Attleboro's recently retired fire chief, Ronald M. Churchill, wasted no time hitting the streets to talk to residents after officially putting his name in the race against Mayor Kevin Dumas for the title of Attleboro mayor on Tuesday.
Churchill started his career as a police officer in 1967, but then became a firefighter after his dad (a fire chief) told him he was wearing the wrong uniform. Churchill put that uniform to rest last year and says he is now ready for the next phase of his life as a public servant.
Respect, admiration, professionalism, leadership and dedication were just a few words that city and state officials used to describe Churchill when he retired from his 43-year career with the city of Attleboro's fire department.
Churchill hopes that his decades of service to the community and knowledge of Attleboro will come into play in his race for mayor.
Sitting with his wife Natalie on Wednesday at a place where everyone knows his name, Bliss, he made three things very clear:
- "The city should come first before politics."
- "This is not a career for me. I don't need this job, but I want this job."
- "I am going to avoid a negative campaign. I am not running against him, I'm running for the office, he just happens to be running too."
In between shaking hands with customers at the local restaurant on Wednesday, the chief shared his thoughts on what he would change if elected as mayor.

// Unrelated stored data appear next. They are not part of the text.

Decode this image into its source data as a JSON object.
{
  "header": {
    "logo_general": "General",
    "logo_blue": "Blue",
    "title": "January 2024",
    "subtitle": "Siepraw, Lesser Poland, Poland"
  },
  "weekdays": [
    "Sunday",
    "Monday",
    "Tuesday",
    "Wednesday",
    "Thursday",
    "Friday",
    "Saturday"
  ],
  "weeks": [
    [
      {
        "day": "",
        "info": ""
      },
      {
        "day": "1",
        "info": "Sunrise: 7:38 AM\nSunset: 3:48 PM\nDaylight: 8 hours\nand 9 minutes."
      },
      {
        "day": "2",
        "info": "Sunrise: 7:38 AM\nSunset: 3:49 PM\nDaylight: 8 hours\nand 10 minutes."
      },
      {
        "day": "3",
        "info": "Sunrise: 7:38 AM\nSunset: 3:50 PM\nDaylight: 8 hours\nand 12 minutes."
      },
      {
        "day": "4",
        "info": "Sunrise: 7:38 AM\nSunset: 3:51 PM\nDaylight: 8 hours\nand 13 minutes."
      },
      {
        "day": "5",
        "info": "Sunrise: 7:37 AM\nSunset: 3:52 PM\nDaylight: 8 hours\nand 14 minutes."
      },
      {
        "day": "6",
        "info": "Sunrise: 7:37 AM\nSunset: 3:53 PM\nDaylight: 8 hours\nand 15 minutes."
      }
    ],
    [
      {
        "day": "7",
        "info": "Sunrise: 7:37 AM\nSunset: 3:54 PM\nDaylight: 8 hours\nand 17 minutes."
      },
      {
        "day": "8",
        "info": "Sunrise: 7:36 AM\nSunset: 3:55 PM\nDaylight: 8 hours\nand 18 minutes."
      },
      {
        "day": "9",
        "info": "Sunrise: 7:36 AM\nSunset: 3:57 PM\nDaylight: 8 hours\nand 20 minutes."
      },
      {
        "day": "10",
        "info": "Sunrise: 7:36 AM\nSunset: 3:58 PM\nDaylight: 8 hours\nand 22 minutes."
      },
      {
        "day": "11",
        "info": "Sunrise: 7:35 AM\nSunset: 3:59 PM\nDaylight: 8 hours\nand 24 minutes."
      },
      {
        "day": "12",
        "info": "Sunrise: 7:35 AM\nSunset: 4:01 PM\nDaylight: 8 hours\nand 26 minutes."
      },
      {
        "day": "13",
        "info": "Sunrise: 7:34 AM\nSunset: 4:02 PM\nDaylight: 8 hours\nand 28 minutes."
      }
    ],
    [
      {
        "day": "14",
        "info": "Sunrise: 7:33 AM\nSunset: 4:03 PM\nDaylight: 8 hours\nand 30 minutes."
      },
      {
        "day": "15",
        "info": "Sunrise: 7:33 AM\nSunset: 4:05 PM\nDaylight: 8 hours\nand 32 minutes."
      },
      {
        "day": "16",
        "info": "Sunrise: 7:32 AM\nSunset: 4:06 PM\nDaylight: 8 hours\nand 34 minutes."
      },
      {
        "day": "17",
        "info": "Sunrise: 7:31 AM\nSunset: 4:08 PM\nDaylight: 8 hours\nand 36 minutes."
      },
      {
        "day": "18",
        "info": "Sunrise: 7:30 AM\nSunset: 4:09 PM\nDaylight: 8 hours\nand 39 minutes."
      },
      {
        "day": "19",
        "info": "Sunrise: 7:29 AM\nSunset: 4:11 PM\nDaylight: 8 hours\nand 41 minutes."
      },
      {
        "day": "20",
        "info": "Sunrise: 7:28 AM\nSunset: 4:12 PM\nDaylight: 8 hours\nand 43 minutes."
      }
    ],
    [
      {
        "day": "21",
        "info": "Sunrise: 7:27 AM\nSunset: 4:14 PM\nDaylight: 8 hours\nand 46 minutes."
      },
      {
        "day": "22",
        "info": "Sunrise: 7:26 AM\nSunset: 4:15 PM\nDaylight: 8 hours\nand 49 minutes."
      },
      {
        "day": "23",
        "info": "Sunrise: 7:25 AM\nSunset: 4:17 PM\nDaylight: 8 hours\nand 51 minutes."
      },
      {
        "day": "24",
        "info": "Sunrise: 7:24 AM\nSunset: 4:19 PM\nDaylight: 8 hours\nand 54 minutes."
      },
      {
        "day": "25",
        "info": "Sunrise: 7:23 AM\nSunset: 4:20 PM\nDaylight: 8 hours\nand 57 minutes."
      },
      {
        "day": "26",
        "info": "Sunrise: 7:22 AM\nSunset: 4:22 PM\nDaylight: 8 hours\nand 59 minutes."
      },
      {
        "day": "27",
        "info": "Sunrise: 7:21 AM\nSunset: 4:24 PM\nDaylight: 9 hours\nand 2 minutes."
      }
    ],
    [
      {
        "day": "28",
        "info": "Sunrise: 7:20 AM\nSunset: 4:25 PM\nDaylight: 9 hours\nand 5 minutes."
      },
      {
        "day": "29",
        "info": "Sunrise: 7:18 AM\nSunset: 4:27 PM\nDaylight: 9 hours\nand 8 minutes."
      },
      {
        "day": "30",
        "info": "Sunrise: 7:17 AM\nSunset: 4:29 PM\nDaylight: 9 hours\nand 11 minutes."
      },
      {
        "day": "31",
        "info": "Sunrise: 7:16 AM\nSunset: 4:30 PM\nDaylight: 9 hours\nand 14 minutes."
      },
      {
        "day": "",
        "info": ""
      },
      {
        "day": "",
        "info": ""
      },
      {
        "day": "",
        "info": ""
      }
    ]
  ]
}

Churchill discussed a back to the basics way of running the city. Right now it is about survival, he said.
"Our industry has disappeared," Churchill said. "Hundreds of homes are in foreclosure, right now it's about surviving until we get better."
The former chief made it clear that he is not against hanging Christmas lights in the business district or continuing efforts to bring business to the city, but said a back to the basics approach to running the city is necessary.
That, he said, includes taking a closer look at the city's comprehensive plan among other things.
"One thing I want to know is where is the bond money and what are our capital needs," Churchill said. "The cost to run the city is more than we having coming in revenue."
If elected, Churchill said he wants to focus his efforts on the city's water, a basic resource that many take for granted.
"They are using water as a cash cow," Churchill said about the city and its water rates. "We have good water, but our delivery system needs major upgrades.
"I would need to talk to a lot of people, not just those in Attleboro (about the problem)," he added. "We continue to have breaks. We have a lot of dead ends."
"We have done a lot of things that have not come to fruition," he said. "We have too much on the streets and not enough in the pipes," Churchill said referring to the flooding on County Street, Riverbank Road, Steere Street and Bishop Street.
Churchill would not comment on his exact reason for running for mayor, but did say if elected he will not take the salary increase set for the incoming mayor.
"I’m not going to take it," he said. "I'm not going to take what he is even making now.
"Do I think he deserves it? That’s not an issue. Last year people got furlough– it’s bad timing."